Akdeniz tipi beslenmeyle manastır tipi beslenme arasındaki en önemli fark, kültürel ve dini boyutlarda yatar. Çeşitli geleneklerden ve pişirme tekniklerinden etkilenen Akdeniz tipi beslenme, Akdeniz halklarının kültürüyle birlikte gelişmiştir. Ayrıca bölgeye bağlı olarak daha geniş bir gıda yelpazesine sahiptir. Keçi ile koyun eti ağırlıklı olmak üzere, et ölçülü tüketilir. Buna karşılık, katı manastır kuralları ve uzun perhiz dönemleri nedeniyle et yemenin çoğunlukla yasak olduğu manastır tarzı beslenmede, keşişlerin yine yalnızca belirli zamanlarda, sınırlı olarak deniz ürünleri ve balık yemesine izin verilir. Buna ek olarak, süt ürünlerinin daha sık tüketildiği Akdeniz tipi beslenme, feta peyniri ve yoğurt gibi yemekleri içerir.
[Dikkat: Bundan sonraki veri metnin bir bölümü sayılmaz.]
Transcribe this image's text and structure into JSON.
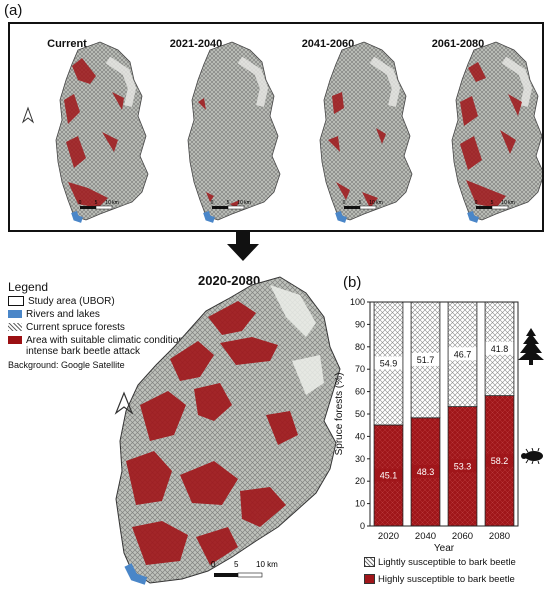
{
  "panel_a": {
    "label": "(a)",
    "periods": [
      "Current",
      "2021-2040",
      "2041-2060",
      "2061-2080"
    ],
    "plus": "+",
    "scale": {
      "zero": "0",
      "five": "5",
      "ten": "10 km"
    }
  },
  "legend": {
    "title": "Legend",
    "items": [
      {
        "label": "Study area (UBOR)",
        "swatch": "outline"
      },
      {
        "label": "Rivers and lakes",
        "swatch": "#4a86c8"
      },
      {
        "label": "Current spruce forests",
        "swatch": "hatch"
      },
      {
        "label": "Area with suitable climatic conditions for intense bark beetle attack",
        "swatch": "#9b0f12"
      }
    ],
    "background": "Background: Google Satellite"
  },
  "big_map": {
    "title": "2020-2080",
    "scale": {
      "zero": "0",
      "five": "5",
      "ten": "10 km"
    }
  },
  "panel_b": {
    "label": "(b)",
    "icons": [
      "spruce-tree-icon",
      "bark-beetle-icon"
    ],
    "legend": [
      "Lightly susceptible to bark beetle",
      "Highly susceptible to bark beetle"
    ]
  },
  "colors": {
    "high": "#a0161a",
    "hatch": "#6b6b6b",
    "terrain": "#b9bcb7",
    "water": "#4a86c8"
  },
  "chart_data": {
    "type": "bar",
    "stacked": true,
    "categories": [
      "2020",
      "2040",
      "2060",
      "2080"
    ],
    "series": [
      {
        "name": "Highly susceptible to bark beetle",
        "values": [
          45.1,
          48.3,
          53.3,
          58.2
        ]
      },
      {
        "name": "Lightly susceptible to bark beetle",
        "values": [
          54.9,
          51.7,
          46.7,
          41.8
        ]
      }
    ],
    "xlabel": "Year",
    "ylabel": "Spruce forests (%)",
    "ylim": [
      0,
      100
    ],
    "yticks": [
      0,
      10,
      20,
      30,
      40,
      50,
      60,
      70,
      80,
      90,
      100
    ],
    "legend_position": "bottom"
  }
}
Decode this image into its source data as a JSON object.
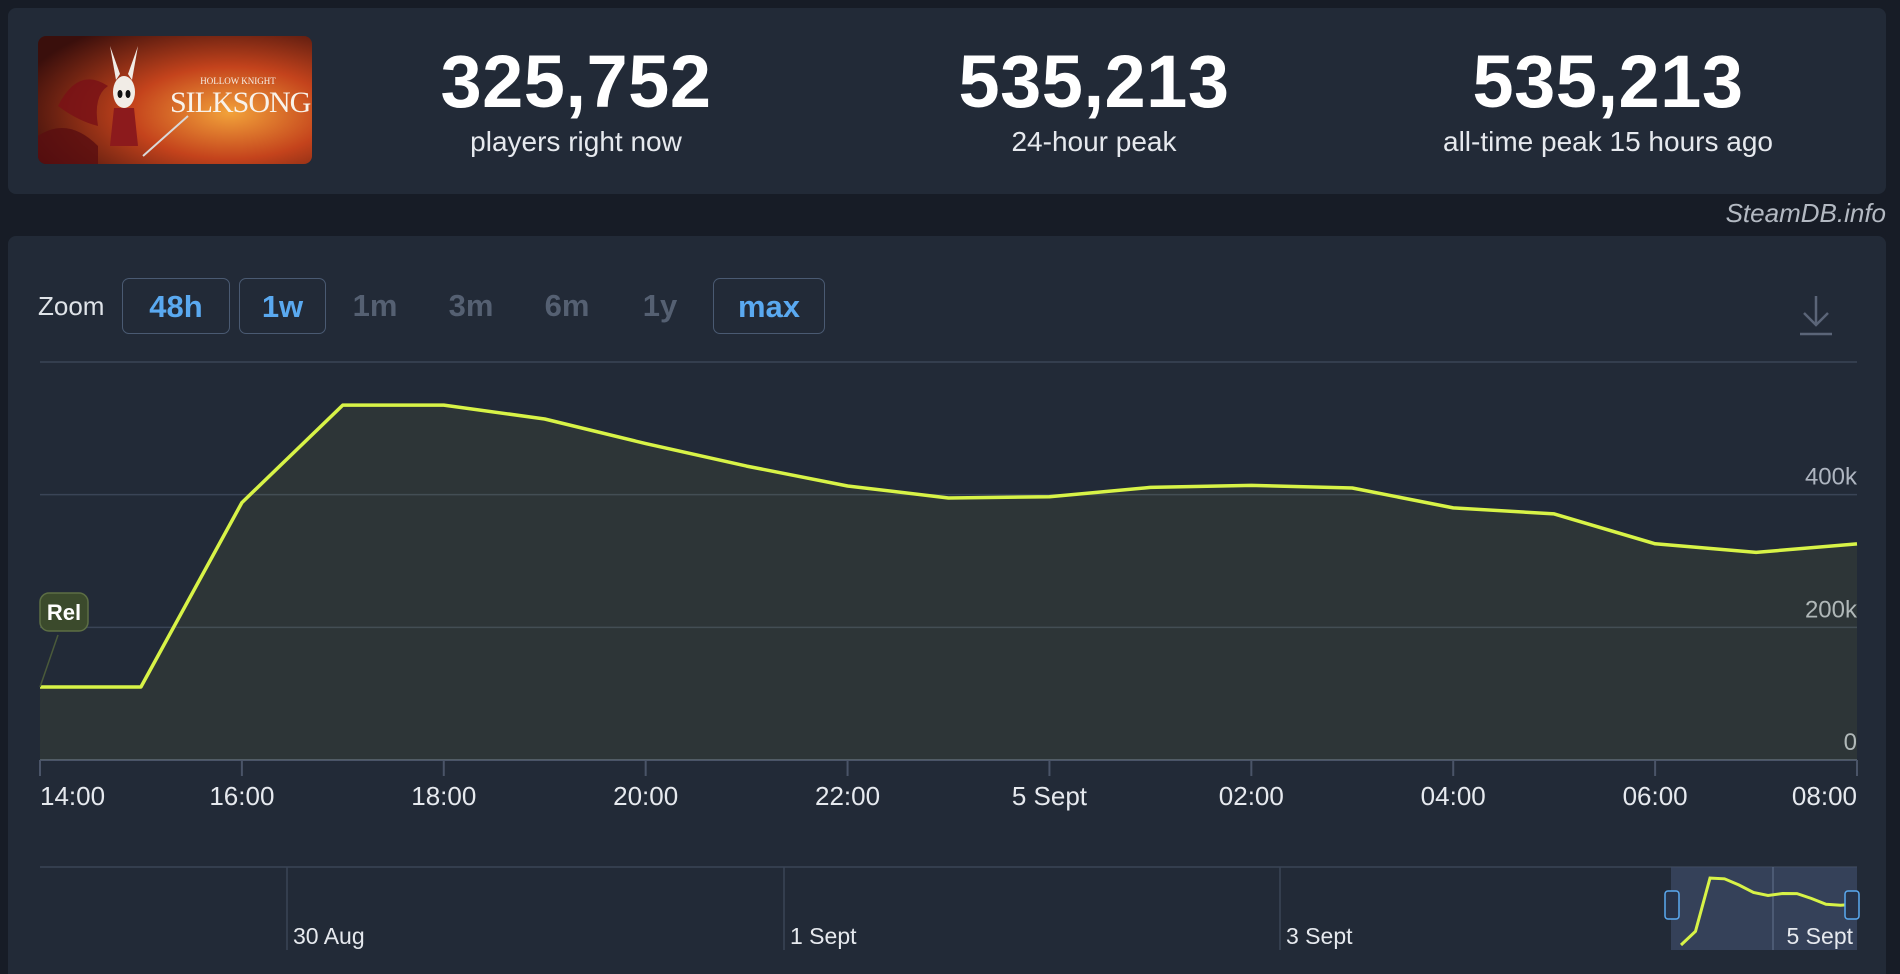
{
  "game": {
    "logo_title": "SILKSONG",
    "logo_subtitle": "HOLLOW KNIGHT"
  },
  "stats": [
    {
      "value": "325,752",
      "label": "players right now"
    },
    {
      "value": "535,213",
      "label": "24-hour peak"
    },
    {
      "value": "535,213",
      "label": "all-time peak 15 hours ago"
    }
  ],
  "credit": "SteamDB.info",
  "zoom": {
    "label": "Zoom",
    "buttons": [
      {
        "label": "48h",
        "active": true
      },
      {
        "label": "1w",
        "active": true
      },
      {
        "label": "1m",
        "active": false
      },
      {
        "label": "3m",
        "active": false
      },
      {
        "label": "6m",
        "active": false
      },
      {
        "label": "1y",
        "active": false
      },
      {
        "label": "max",
        "active": true
      }
    ]
  },
  "icons": {
    "download": "download-icon"
  },
  "colors": {
    "line": "#d8f347",
    "accent": "#5aa9f0",
    "background": "#171c26",
    "panel": "#222a37"
  },
  "chart_data": {
    "type": "line",
    "x": [
      "14:00",
      "15:00",
      "16:00",
      "17:00",
      "18:00",
      "19:00",
      "20:00",
      "21:00",
      "22:00",
      "23:00",
      "5 Sept",
      "01:00",
      "02:00",
      "03:00",
      "04:00",
      "05:00",
      "06:00",
      "07:00",
      "08:00"
    ],
    "series": [
      {
        "values": [
          110000,
          110000,
          388000,
          535000,
          535000,
          514000,
          477000,
          443000,
          413000,
          395000,
          397000,
          411000,
          414000,
          410000,
          380000,
          371000,
          326000,
          313000,
          325752
        ]
      }
    ],
    "xticks": [
      "14:00",
      "16:00",
      "18:00",
      "20:00",
      "22:00",
      "5 Sept",
      "02:00",
      "04:00",
      "06:00",
      "08:00"
    ],
    "yticks": [
      {
        "value": 0,
        "label": "0"
      },
      {
        "value": 200000,
        "label": "200k"
      },
      {
        "value": 400000,
        "label": "400k"
      }
    ],
    "ylim": [
      0,
      600000
    ],
    "grid": true,
    "annotation": {
      "label": "Rel",
      "x": "14:00"
    },
    "navigator": {
      "labels": [
        "30 Aug",
        "1 Sept",
        "3 Sept",
        "5 Sept"
      ],
      "range_values": [
        0,
        110000,
        535000,
        530000,
        480000,
        420000,
        396000,
        412000,
        411000,
        372000,
        326000,
        318000,
        325752
      ]
    }
  }
}
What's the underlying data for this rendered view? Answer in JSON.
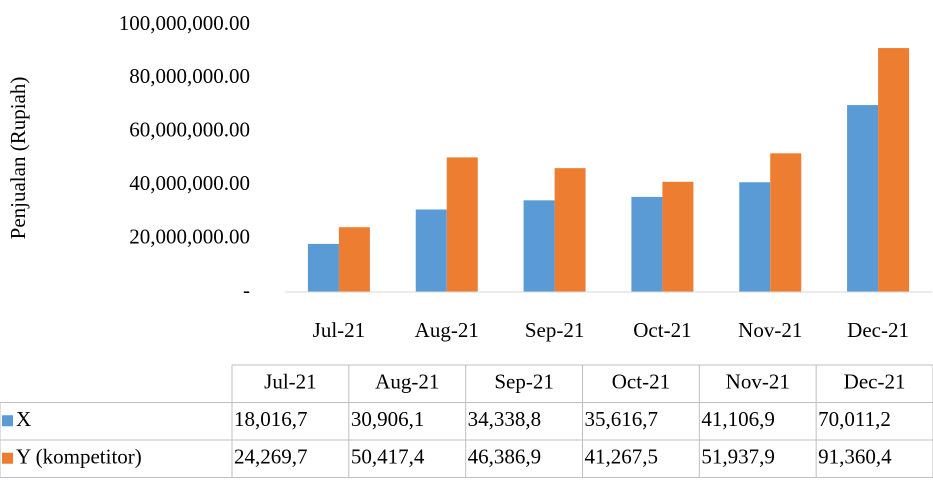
{
  "chart_data": {
    "type": "bar",
    "y_label": "Penjualan (Rupiah)",
    "categories": [
      "Jul-21",
      "Aug-21",
      "Sep-21",
      "Oct-21",
      "Nov-21",
      "Dec-21"
    ],
    "series": [
      {
        "name": "X",
        "color": "#5b9bd5",
        "values": [
          18016700,
          30906100,
          34338800,
          35616700,
          41106900,
          70011200
        ],
        "value_labels": [
          "18,016,7",
          "30,906,1",
          "34,338,8",
          "35,616,7",
          "41,106,9",
          "70,011,2"
        ]
      },
      {
        "name": "Y (kompetitor)",
        "color": "#ed7d31",
        "values": [
          24269700,
          50417400,
          46386900,
          41267500,
          51937900,
          91360400
        ],
        "value_labels": [
          "24,269,7",
          "50,417,4",
          "46,386,9",
          "41,267,5",
          "51,937,9",
          "91,360,4"
        ]
      }
    ],
    "ylim": [
      0,
      100000000
    ],
    "yticks": [
      {
        "value": 0,
        "label": "-"
      },
      {
        "value": 20000000,
        "label": "20,000,000.00"
      },
      {
        "value": 40000000,
        "label": "40,000,000.00"
      },
      {
        "value": 60000000,
        "label": "60,000,000.00"
      },
      {
        "value": 80000000,
        "label": "80,000,000.00"
      },
      {
        "value": 100000000,
        "label": "100,000,000.00"
      }
    ],
    "grid": false,
    "data_table": true
  }
}
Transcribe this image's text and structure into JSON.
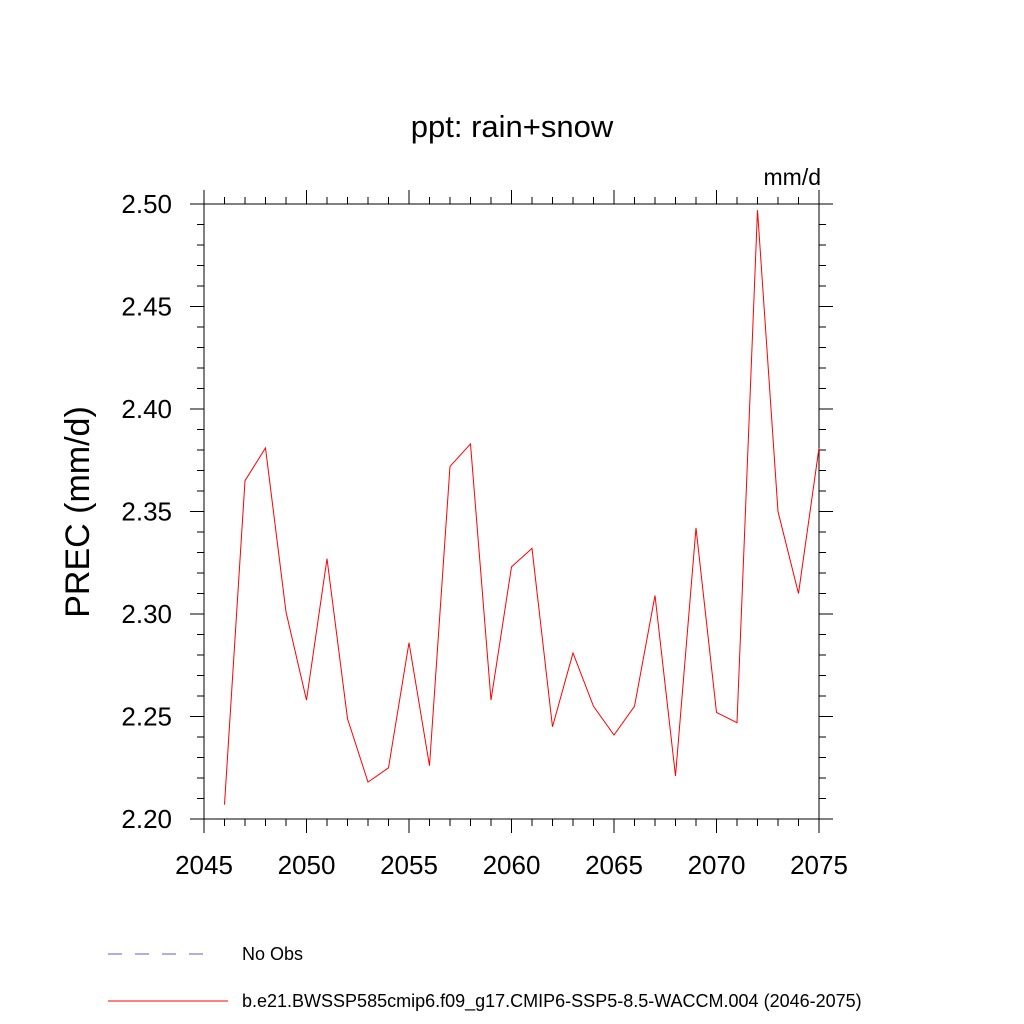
{
  "chart_data": {
    "type": "line",
    "title": "ppt: rain+snow",
    "units_label": "mm/d",
    "ylabel": "PREC  (mm/d)",
    "xlabel": "",
    "xlim": [
      2045,
      2075
    ],
    "ylim": [
      2.2,
      2.5
    ],
    "xticks": [
      2045,
      2050,
      2055,
      2060,
      2065,
      2070,
      2075
    ],
    "yticks": [
      "2.20",
      "2.25",
      "2.30",
      "2.35",
      "2.40",
      "2.45",
      "2.50"
    ],
    "grid": false,
    "legend_position": "bottom",
    "series": [
      {
        "name": "b.e21.BWSSP585cmip6.f09_g17.CMIP6-SSP5-8.5-WACCM.004 (2046-2075)",
        "color": "#ff0000",
        "style": "solid",
        "x": [
          2046,
          2047,
          2048,
          2049,
          2050,
          2051,
          2052,
          2053,
          2054,
          2055,
          2056,
          2057,
          2058,
          2059,
          2060,
          2061,
          2062,
          2063,
          2064,
          2065,
          2066,
          2067,
          2068,
          2069,
          2070,
          2071,
          2072,
          2073,
          2074,
          2075
        ],
        "y": [
          2.207,
          2.365,
          2.381,
          2.301,
          2.258,
          2.327,
          2.249,
          2.218,
          2.225,
          2.286,
          2.226,
          2.372,
          2.383,
          2.258,
          2.323,
          2.332,
          2.245,
          2.281,
          2.255,
          2.241,
          2.255,
          2.309,
          2.221,
          2.342,
          2.252,
          2.247,
          2.497,
          2.35,
          2.31,
          2.381
        ]
      }
    ],
    "legend": [
      {
        "label": "No Obs",
        "color": "#6a5acd",
        "style": "dashed"
      },
      {
        "label": "b.e21.BWSSP585cmip6.f09_g17.CMIP6-SSP5-8.5-WACCM.004 (2046-2075)",
        "color": "#ff0000",
        "style": "solid"
      }
    ]
  }
}
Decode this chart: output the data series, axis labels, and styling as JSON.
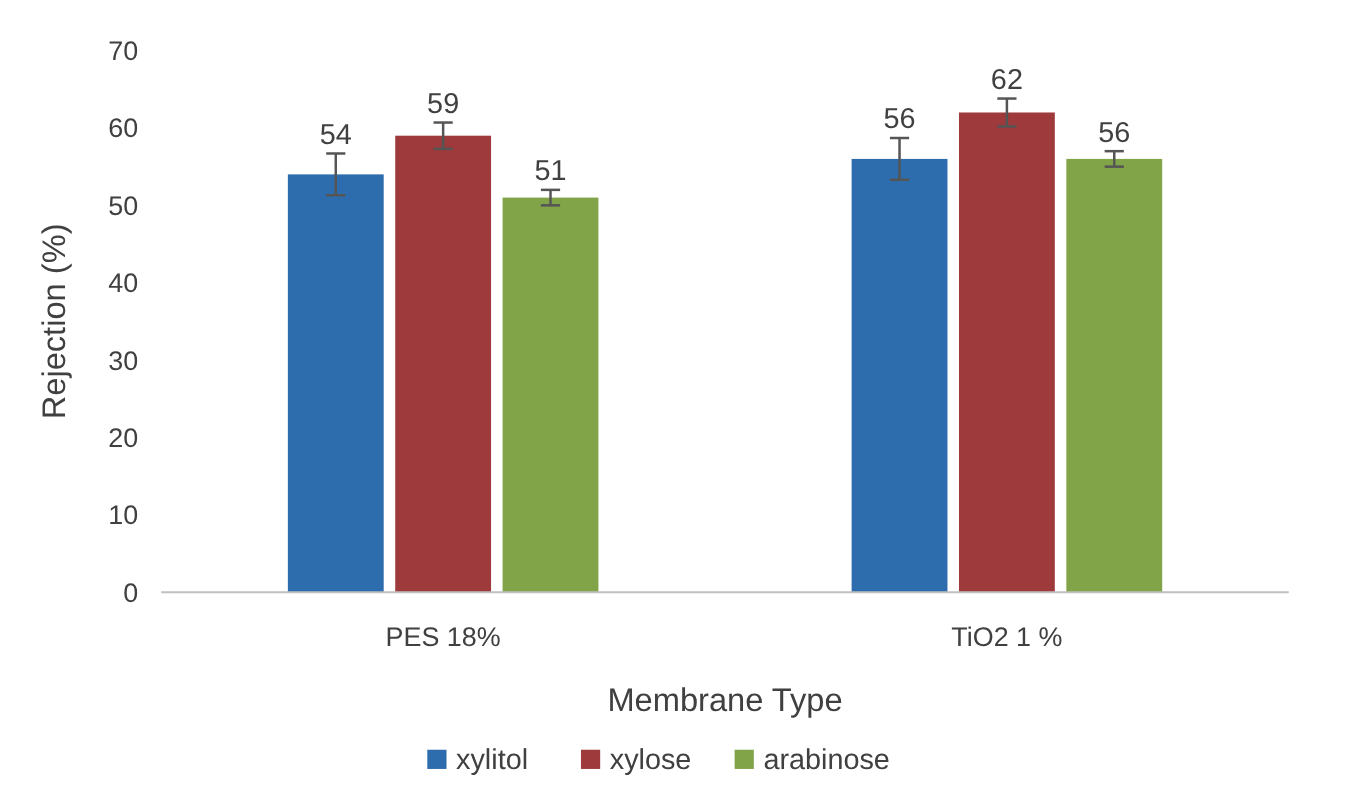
{
  "chart_data": {
    "type": "bar",
    "xlabel": "Membrane Type",
    "ylabel": "Rejection (%)",
    "categories": [
      "PES 18%",
      "TiO2 1 %"
    ],
    "series": [
      {
        "name": "xylitol",
        "color": "#2e6dad",
        "values": [
          54,
          56
        ],
        "errors": [
          2.7,
          2.7
        ]
      },
      {
        "name": "xylose",
        "color": "#9e3a3b",
        "values": [
          59,
          62
        ],
        "errors": [
          1.7,
          1.8
        ]
      },
      {
        "name": "arabinose",
        "color": "#82a449",
        "values": [
          51,
          56
        ],
        "errors": [
          1,
          1
        ]
      }
    ],
    "ylim": [
      0,
      70
    ],
    "yticks": [
      0,
      10,
      20,
      30,
      40,
      50,
      60,
      70
    ],
    "grid": false,
    "data_labels": true,
    "legend": "bottom"
  }
}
Buna karşılık manastır tipi beslenmede, oruç tutmanın getirdiği kısıtlamalar nedeniyle keşişlerin, çok az süt ürünü ve bunların yerine de perhiz kurallarına uygun başka gıdalar tüketmesine izin verilir.
Her bir beslenme tarzının öğün sayısında bile fark vardır. Akdeniz tipi beslenmede günde 5 öğün yemek tüketilmesi önerilirken, manastır tipi beslenmede günde sadece 2 öğün yemek yenmesine izin verilir.
Bununla birlikte, her iki beslenme tipinin de ortak hedefleri, sağlıklı yaşamı teşvik etmek ve doğal ve saf ürünler tüketmektir. Bununla birlikte, kültürel kökenleri, dini etkileri ve tüketim yöntemleri bakımından farklılık gösterirler. Daha esnek olan Akdeniz tipi beslenme misafirperverlikle bağlantılıdır. Ruhani arayışlarla bağlantılı olan manastır tipi beslenmeyse katı kısıtlamalara tabidir. İlki sosyallikle gastronomiyi bir araya getirirken, ikincisi maneviyat ve manastır yaşamına odaklanır. Ancak son derece besleyici olan her iki beslenme tipi de geleneklerin ve sağlıklı bir yaşam tarzının değerlerini iyice güçlendirir.